50 Jahre Deutsche Märchenstraße
- Conny Heinz

- 17. Aug.
- 8 Min. Lesezeit
Aktualisiert: 22. Sept.

Der Märchengeburtstag oder: Wenn die Märchen auf Klassenfahrt gehen
Rotkäppchen machte sich auf den Weg. Im Tierpark Sababurg feierte dieses Wochenende die Deutsche Märchenstraße ihren mittlerweile 50. Geburtstag. Bereits am Eingang vom Tierpark war Rotkäppchen überrascht: auf dem sehr großen Werbebanner war neben anderen Märchenfiguren auch Rotkäppchen zu sehen, wie sie den Wolf küsst. Dass sie den Wolf küsst, war nicht das Problem, denn schließlich war dieser aus Pappe. Aber schlagartig wurde ihr klar, dass dieses Bild von ihr wiederum auch im Tierpark gemacht wurde und zwar vor ziemlich genau 10 Jahren. Rotkäppchen musste zugeben, dass sie zu dieser Zeit noch sehr viel weniger Falten hatte und der Haaransatz durchgehend dunkler war. Auch das Kostüm war wohl über die Jahre nach dem häufigen waschen eingegangen... aber der Umhang, der rote Umhang mit der Kapuze, der passte nach wie vor!

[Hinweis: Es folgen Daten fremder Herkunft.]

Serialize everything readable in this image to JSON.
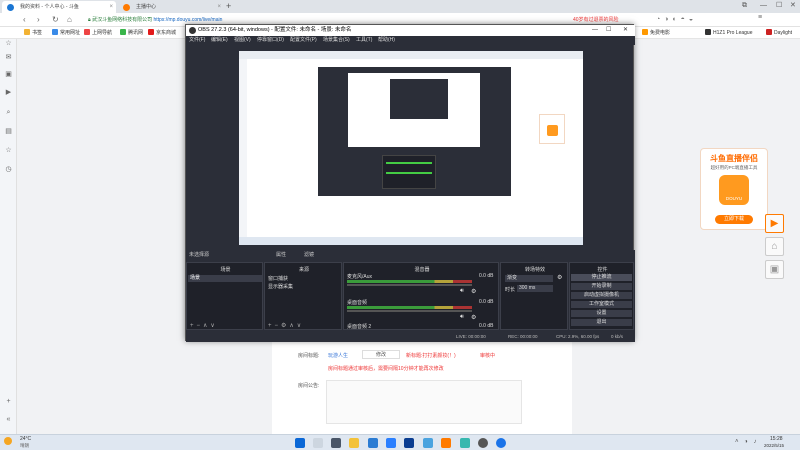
{
  "browser": {
    "tabs": [
      {
        "title": "我的资料 - 个人中心 - 斗鱼",
        "active": true
      },
      {
        "title": "主播中心",
        "active": false
      }
    ],
    "new_tab_symbol": "+",
    "url_site": "武汉斗鱼网络科技有限公司",
    "url_path": "https://mp.douyu.com/live/main",
    "search_hint": "40岁有过退票的风险",
    "bookmarks": [
      "书签",
      "常用网址",
      "上网导航",
      "腾讯网",
      "京东商城"
    ],
    "bookmarks_right": [
      "免费电影",
      "H1Z1 Pro League",
      "Daylight"
    ]
  },
  "page_form": {
    "title_label": "房间标题:",
    "title_value": "玩游人生",
    "edit_label": "修改",
    "warning1": "新标题:打打素颜妆(！)",
    "warning_tail": "审核中",
    "warning2": "房间标题通过审核后，需要间隔10分钟才能再次修改",
    "notice_label": "房间公告:"
  },
  "obs": {
    "title": "OBS 27.2.3 (64-bit, windows) - 配置文件: 未命名 - 场景: 未命名",
    "menu": [
      "文件(F)",
      "编辑(E)",
      "视图(V)",
      "停靠窗口(D)",
      "配置文件(P)",
      "场景集合(S)",
      "工具(T)",
      "帮助(H)"
    ],
    "unselected_source": "未选择源",
    "props_label": "属性",
    "filters_label": "滤镜",
    "docks": {
      "scenes_header": "场景",
      "scene_item": "场景",
      "sources_header": "来源",
      "sources": [
        "窗口捕获",
        "显示器采集"
      ],
      "mixer_header": "混音器",
      "mixer_tracks": [
        {
          "name": "麦克风/Aux",
          "db": "0.0 dB"
        },
        {
          "name": "桌面音频",
          "db": "0.0 dB"
        },
        {
          "name": "桌面音频 2",
          "db": "0.0 dB"
        }
      ],
      "transitions_header": "转场特效",
      "transition_value": "渐变",
      "duration_label": "时长",
      "duration_value": "300 ms",
      "controls_header": "控件",
      "controls": [
        "停止推流",
        "开始录制",
        "启动虚拟摄像机",
        "工作室模式",
        "设置",
        "退出"
      ]
    },
    "status": {
      "live_label": "LIVE: 00:00:00",
      "rec_label": "REC: 00:00:00",
      "cpu": "CPU: 2.9%, 60.00 fps",
      "kbps": "0 kb/s"
    }
  },
  "promo": {
    "title": "斗鱼直播伴侣",
    "subtitle": "超好用的PC端直播工具",
    "download": "立即下载",
    "app_name": "DOUYU"
  },
  "taskbar": {
    "weather": "24°C",
    "weather_desc": "晴朗",
    "time": "15:28",
    "date": "2022/5/15"
  }
}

"Vom Haupteingang bis zum Festplatz sind es nur 15 Minuten", stand in dem Schreiben, welches Rotkäppchen erhalten hatte. Mit Sicherheit sind es 15 Minuten, wenn man nichts an Gepäck dabei hat und eine gute Kondition hat. Auf Rotkäppchen traf beides nicht zu. Sie hatte nicht nur den Korb für die Großmutter dabei, sondern ihr Büchermobil, ein Bollerwagen, gefüllt mit Büchern, die sie selbst geschrieben hatte und noch verschiedene Materialien und Gegenstände, die sie für ihre Lesungen benötigte, einen Tisch, einen Stuhl und etwas Proviant. Rotkäppchen hatte nämlich einen Buchstand auf dem Festplatz und Lesungen auf der Bühne, über beides freute sie sich sehr.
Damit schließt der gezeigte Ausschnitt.